Last week I gave a keynote at an internal conference of a large technology services firm that has recently acquired another firm. The conference brought together senior executives and managers from the two organizations so they could get to know each other and plan how they would work together with existing and new clients.

A significant part of my role was to provide a highly upbeat, optimistic, engaging perspective on the future of business. However I also wanted to address the specific issues they would be encountering in combining their capabilities.

Many years ago when I was working with a large law firm to help them develop their client relationship and cross-selling capabilities, I created a simple framework, shown below.

The fundamental issue for any significant professional firm is to match the best possible capabilities in the organization with the relevant opportunities for value creation at their clients.

This begins at the interface with the client. Whoever has any interaction with the client, including the relationship leader and relationship team, has responsibility to identify and bring to the client the most relevant capabilities of the firm. However there are 5 key steps that are required for that to happen.

1. Awareness of capabilities
The relationship team of course needs to be aware that those capabilities exist. In a large, complex firm simply knowing what resources and expertise is available can be a challenge.

2. Understanding of those capabilities
After awareness, professionals need to understand where those capabilities can be applied, and how to explain them to clients sufficiently well for them to want to take things further. A variety of networking and educational initiatives can help improve both awareness and understanding of organizational capabilities.

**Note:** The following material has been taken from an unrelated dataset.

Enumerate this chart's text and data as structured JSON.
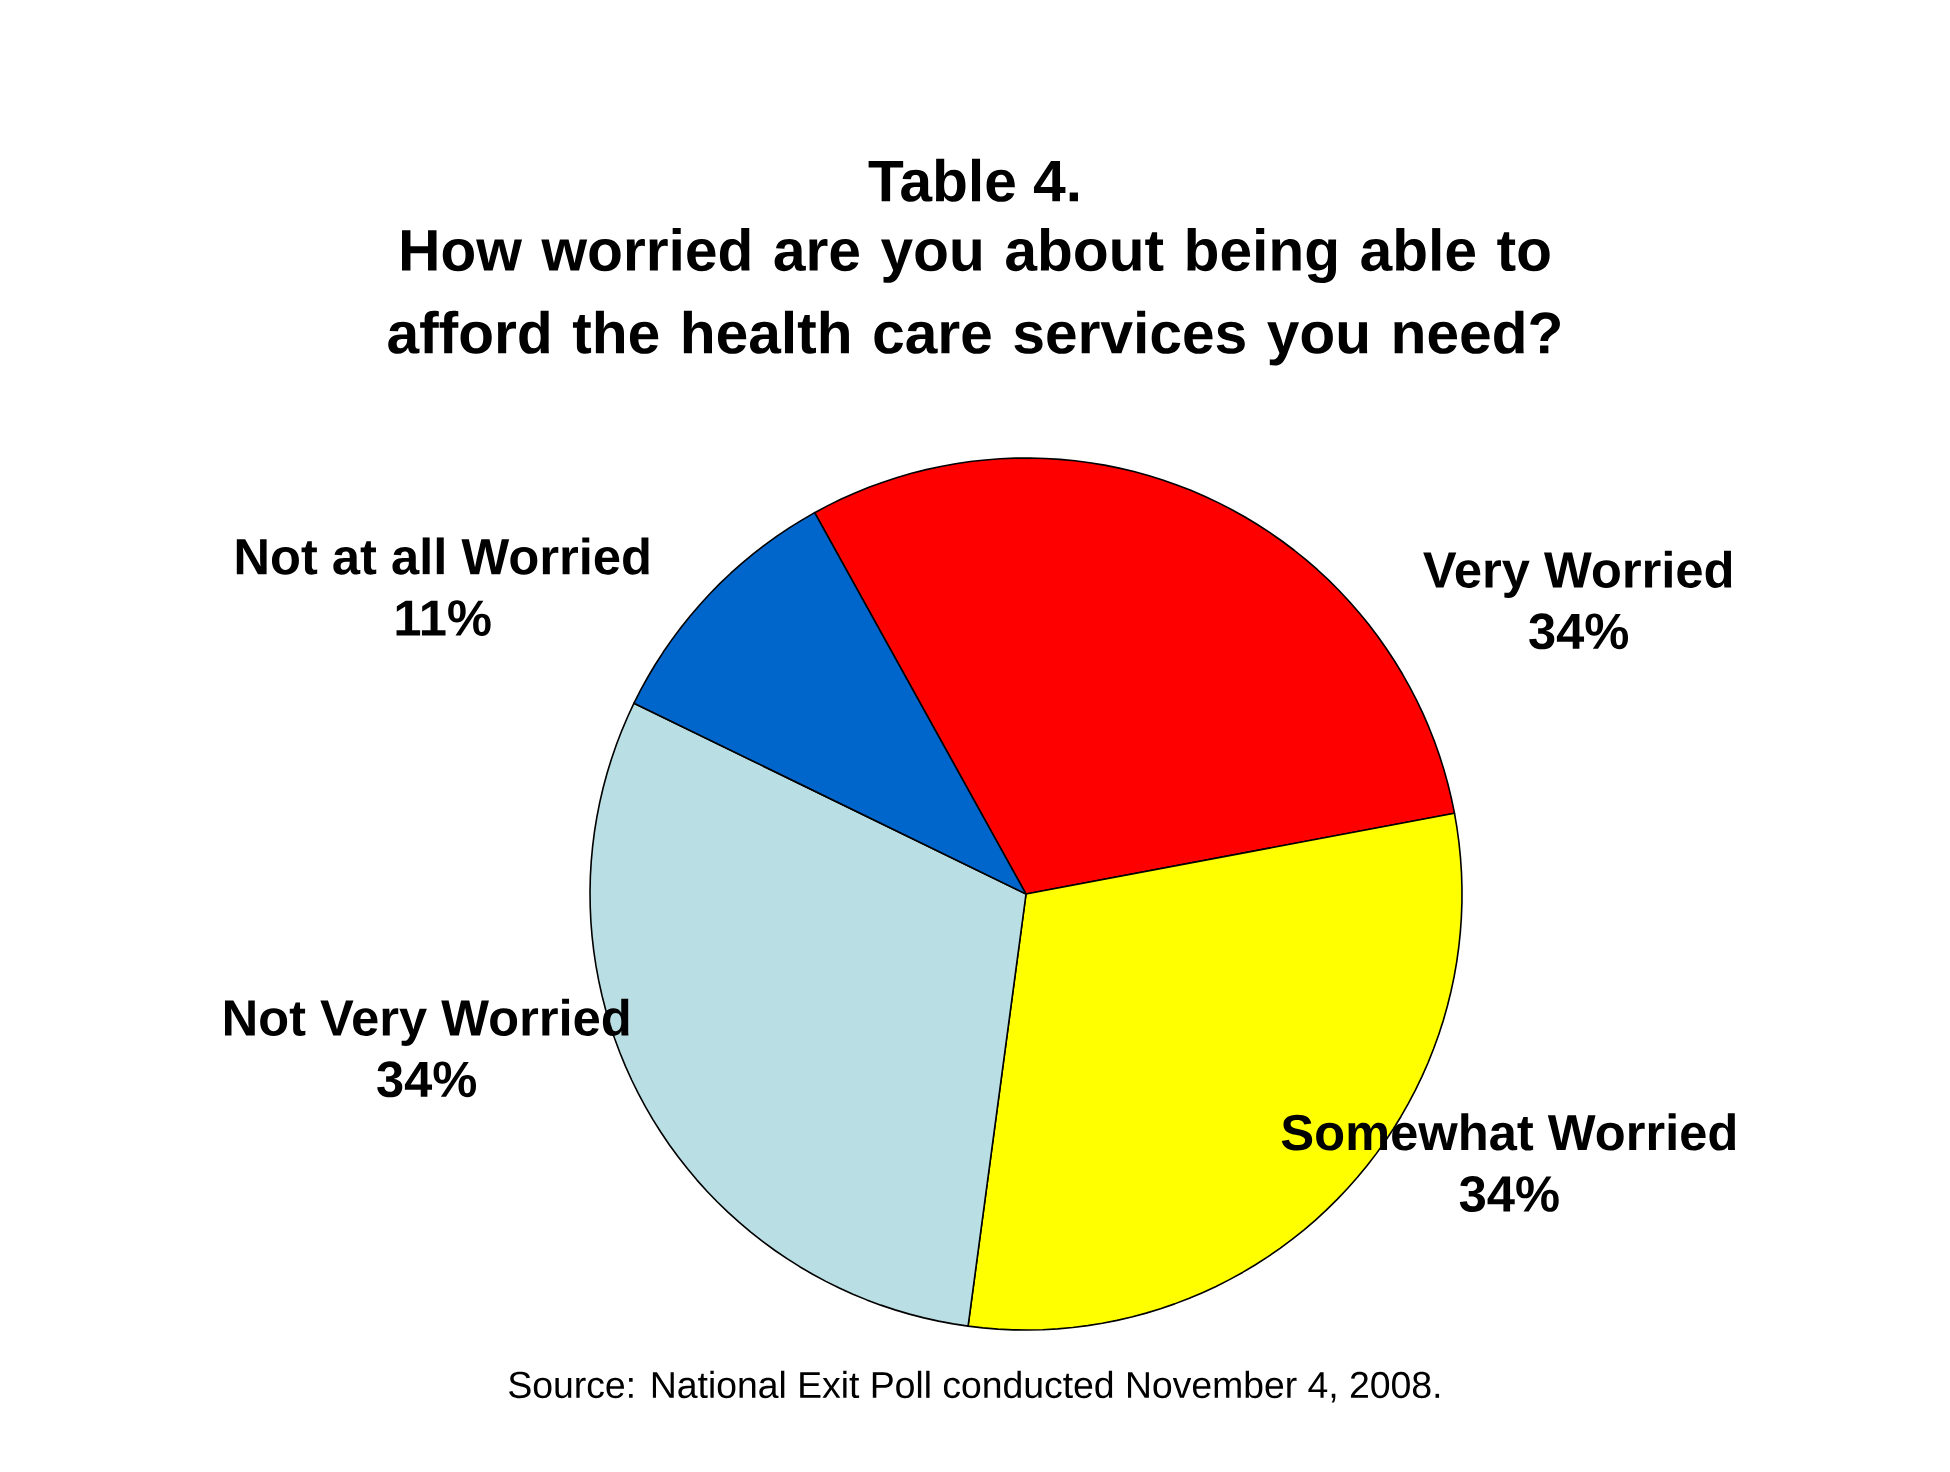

3. Confidence in those capabilities
Even after awareness and understanding of capabilities, often the stumbling block is lack of confidence in those capabilities, and a fear of jeopardizing the client relationship by bringing in sub-standard services. Insufficient confidence more often comes from simple lack of knowledge rather than negative impressions. However without evidence to support confidence in capabilities, people will often avoid bringing in other professionals. The key action is in building experience across domains, so managers can develop confidence.

4. Personal trust
Even with these other elements in place, professionals will not reach out unless they believe the people they are bringing in will be good, collaborative players in the team, and be a pleasure to work with.

5. Action!
Finally, action is required. In many cases all of the above elements are in place, yet the best available resources are not brought in for the lack of picking up a phone, sending an email, or otherwise reaching out.

Once these barriers are understood, there are of course many possible initiatives to build internal networks and address each of these critical elements.

There is no perfectly networked firm. However those organizations that can consistently work on improving their performance on these 5 elements will drive substantially higher performance.